This information was compiled based on a report from China Daily on March 13.

Despite geopolitical tensions and volatility in global energy markets, international investors are maintaining a constructive outlook on China’s equity markets, citing the country’s continued technological upgrading, policy support and improving corporate profitability.

 Analysts say the mainland’s A-share market may continue to follow a “slow bull” trajectory, supported by structural economic transformation and growing investor interest in emerging industries.

A-Shares Show Stability Amid Global Volatility

Global markets have faced renewed uncertainty amid tensions in the Middle East and disruptions to global supply chains. Yet China’s domestic stock market has demonstrated relative stability.

According to analysts at Goldman Sachs, the MSCI China Index has declined about 12 percent from its late-January peak, largely due to weakness in software and internet stocks. In contrast, the CSI 300 Index—which tracks 300 major mainland-listed companies—has remained broadly stable so far this year.

The investment bank maintains an “overweight” stance on both A-shares and Hong Kong equities. Its strategists project the MSCI China Index could rise about 20 percent in 2026, while the CSI 300 may gain around 12 percent, supported by stronger corporate earnings.

Earnings Growth Supports Market Outlook

Strategists at UBS also expect continued improvement in Chinese corporate profitability. Meng Lei, China equity strategist at the firm, forecasts that the average earnings growth of A-share companies may reach roughly 8 percent in 2026, reinforcing the slow-but-steady upward trend of the market.

Several factors are expected to support this trajectory:

Incremental macroeconomic stimulus measures

Lower risk-free interest rates

Continued inflows of long-term capital

Household savings gradually shifting into equities

Improving valuations among listed companies

These trends suggest the A-share market may benefit from both structural reforms and capital market development.

China Assets Becoming Strategic for Global Portfolios

For many international investors, China is evolving from a portfolio diversification option into a strategic allocation.

Janice Hu, China country head at UBS, said global investors are reassessing Chinese assets as the country demonstrates increasing innovation in areas such as artificial intelligence, advanced manufacturing, semiconductors and new energy.

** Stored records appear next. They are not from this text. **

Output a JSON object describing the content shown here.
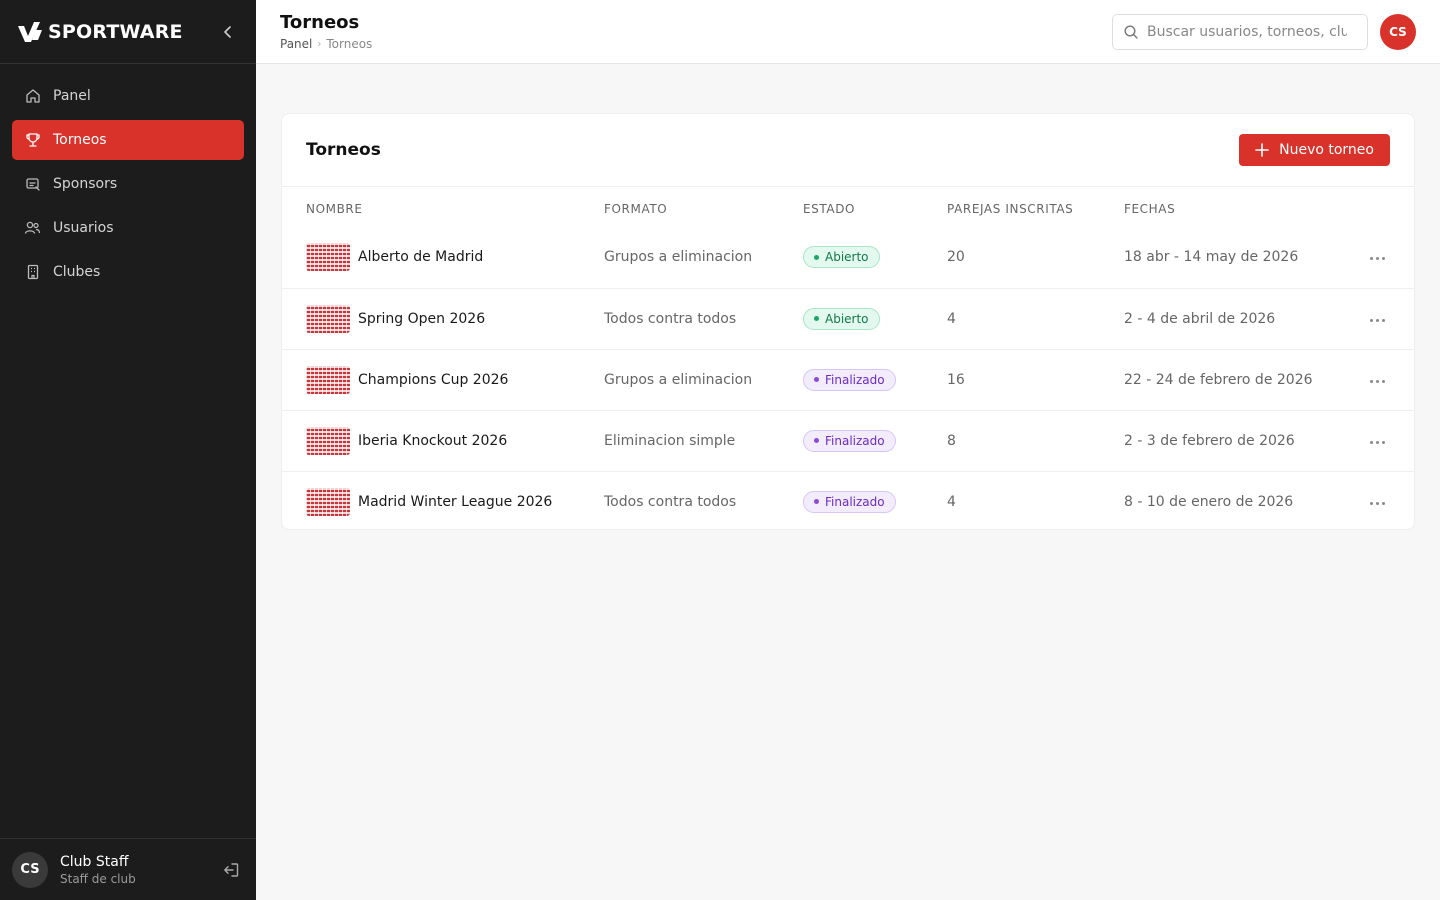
{
  "brand": {
    "name": "SPORTWARE"
  },
  "sidebar": {
    "items": [
      {
        "label": "Panel",
        "icon": "home-icon",
        "active": false
      },
      {
        "label": "Torneos",
        "icon": "trophy-icon",
        "active": true
      },
      {
        "label": "Sponsors",
        "icon": "sponsor-icon",
        "active": false
      },
      {
        "label": "Usuarios",
        "icon": "users-icon",
        "active": false
      },
      {
        "label": "Clubes",
        "icon": "building-icon",
        "active": false
      }
    ],
    "user": {
      "initials": "CS",
      "name": "Club Staff",
      "role": "Staff de club"
    }
  },
  "header": {
    "title": "Torneos",
    "breadcrumb": {
      "root": "Panel",
      "current": "Torneos"
    },
    "search_placeholder": "Buscar usuarios, torneos, clubes...",
    "avatar_initials": "CS"
  },
  "card": {
    "title": "Torneos",
    "new_button_label": "Nuevo torneo",
    "columns": [
      "NOMBRE",
      "FORMATO",
      "ESTADO",
      "PAREJAS INSCRITAS",
      "FECHAS"
    ],
    "rows": [
      {
        "name": "Alberto de Madrid",
        "format": "Grupos a eliminacion",
        "status": "Abierto",
        "pairs": "20",
        "dates": "18 abr - 14 may de 2026"
      },
      {
        "name": "Spring Open 2026",
        "format": "Todos contra todos",
        "status": "Abierto",
        "pairs": "4",
        "dates": "2 - 4 de abril de 2026"
      },
      {
        "name": "Champions Cup 2026",
        "format": "Grupos a eliminacion",
        "status": "Finalizado",
        "pairs": "16",
        "dates": "22 - 24 de febrero de 2026"
      },
      {
        "name": "Iberia Knockout 2026",
        "format": "Eliminacion simple",
        "status": "Finalizado",
        "pairs": "8",
        "dates": "2 - 3 de febrero de 2026"
      },
      {
        "name": "Madrid Winter League 2026",
        "format": "Todos contra todos",
        "status": "Finalizado",
        "pairs": "4",
        "dates": "8 - 10 de enero de 2026"
      }
    ]
  },
  "colors": {
    "accent": "#d8322a",
    "sidebar_bg": "#1c1c1c",
    "open_badge": "#19a866",
    "done_badge": "#8a4bd8"
  }
}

Analysts at BlackRock echoed this sentiment following the release of China’s Government Work Report. The country’s economic growth target of around 4.5 to 5 percent for 2026 signals continued recovery and provides a supportive backdrop for equities, they said.

The government’s emphasis on coordinating existing and incremental policy tools is also expected to strengthen market confidence and investment visibility.

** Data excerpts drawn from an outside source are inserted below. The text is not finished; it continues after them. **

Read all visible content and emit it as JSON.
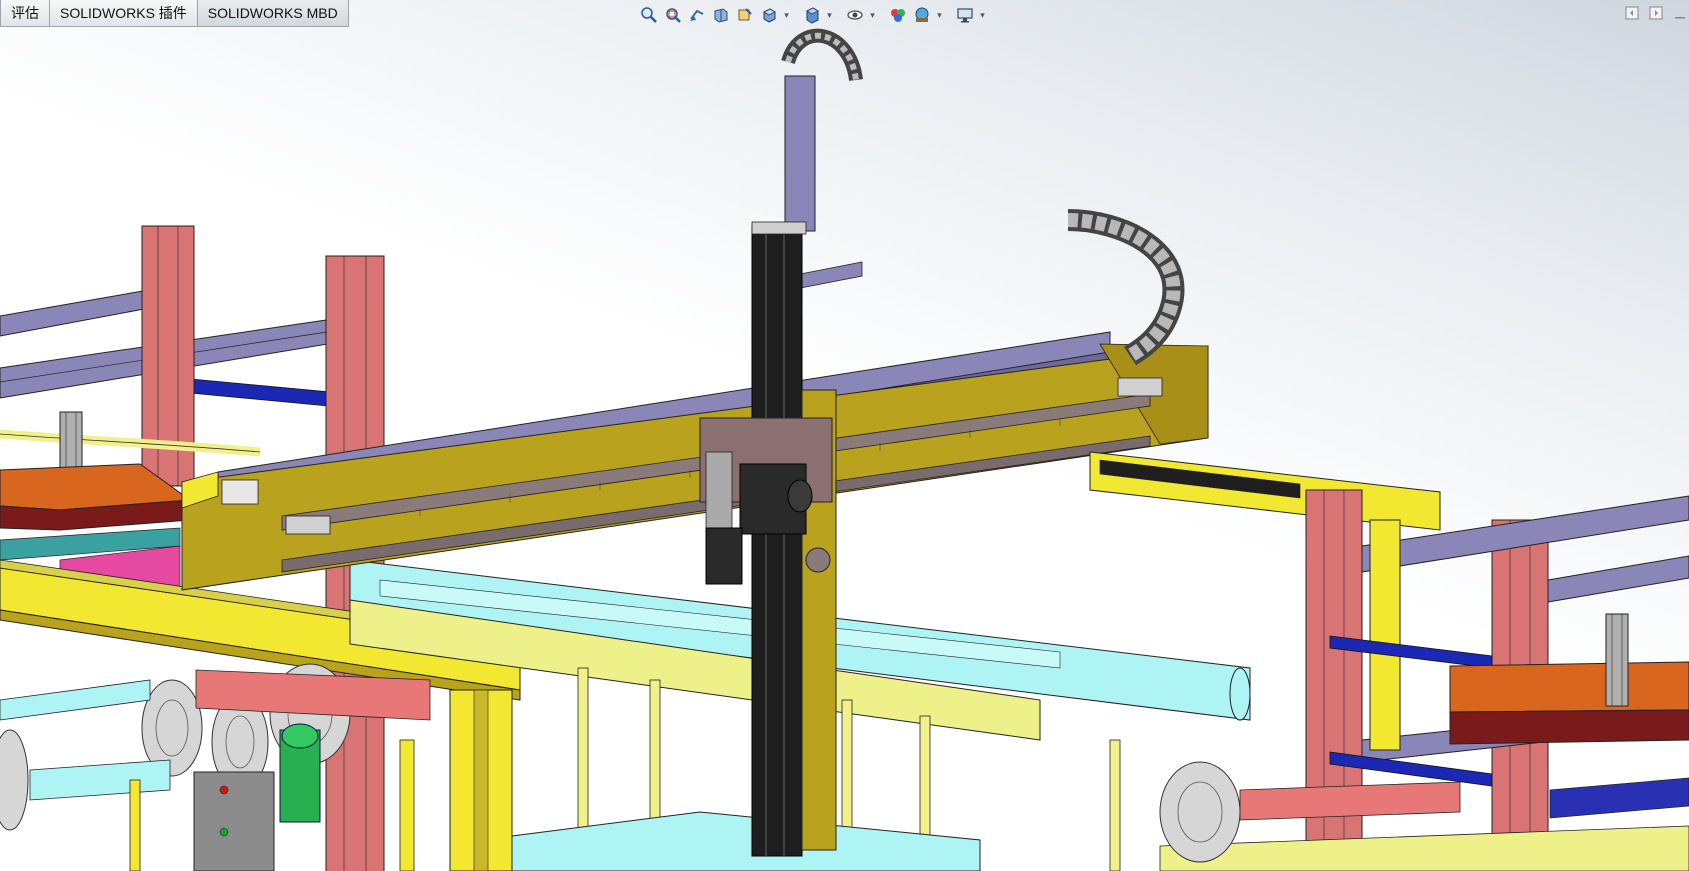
{
  "tabs": [
    {
      "id": "evaluate",
      "label": "评估"
    },
    {
      "id": "addins",
      "label": "SOLIDWORKS 插件"
    },
    {
      "id": "mbd",
      "label": "SOLIDWORKS MBD"
    }
  ],
  "heads_up_toolbar": [
    {
      "name": "zoom-to-fit-icon",
      "dropdown": false
    },
    {
      "name": "zoom-to-area-icon",
      "dropdown": false
    },
    {
      "name": "previous-view-icon",
      "dropdown": false
    },
    {
      "name": "section-view-icon",
      "dropdown": false
    },
    {
      "name": "dynamic-annotation-icon",
      "dropdown": false
    },
    {
      "name": "view-orientation-icon",
      "dropdown": true
    },
    {
      "name": "display-style-icon",
      "dropdown": true
    },
    {
      "name": "hide-show-items-icon",
      "dropdown": true
    },
    {
      "name": "edit-appearance-icon",
      "dropdown": false
    },
    {
      "name": "apply-scene-icon",
      "dropdown": true
    },
    {
      "name": "view-settings-icon",
      "dropdown": true
    }
  ],
  "window_controls": [
    "restore-left-icon",
    "restore-right-icon",
    "minimize-icon"
  ],
  "colors": {
    "frame_yellow": "#f2e832",
    "dark_yellow": "#b8a21e",
    "post_red": "#d87474",
    "profile_purple": "#8a86b8",
    "conveyor_cyan": "#aef4f4",
    "rod_blue": "#1a28b4",
    "chain_gray": "#6c6c6c",
    "plate_orange": "#d8661e",
    "motor_green": "#28b050"
  }
}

Future Industries Attract Investor Attention

Global asset managers say investors should pay particular attention to future-oriented sectors highlighted in China’s economic strategy.

These include:

Embodied intelligence and humanoid robotics

Brain-computer interfaces

6G communication technology

New energy systems and green fuels

The government’s target of reducing carbon emissions per unit of GDP by 3.8 percent this year is also expected to accelerate growth across the clean-energy value chain, including hydrogen, advanced power systems and low-carbon technologies.

Economic Transformation Enhancing Corporate Resilience

Executives at Fidelity International believe China’s ongoing economic transformation is strengthening the resilience of listed companies.

James Sun, the firm’s China head, noted that Chinese companies are increasingly moving up the global value chain, exporting not only manufactured goods but also technologies, cultural products and business models.

At the same time, many global investors still have relatively limited exposure to Chinese assets, partly because they have yet to fully understand the country’s evolving corporate structures and innovation-driven growth model.

However, as China deepens capital-market reforms and continues its economic upgrading, analysts believe global portfolio allocations may gradually shift—potentially reshaping valuation frameworks and investment strategies worldwide.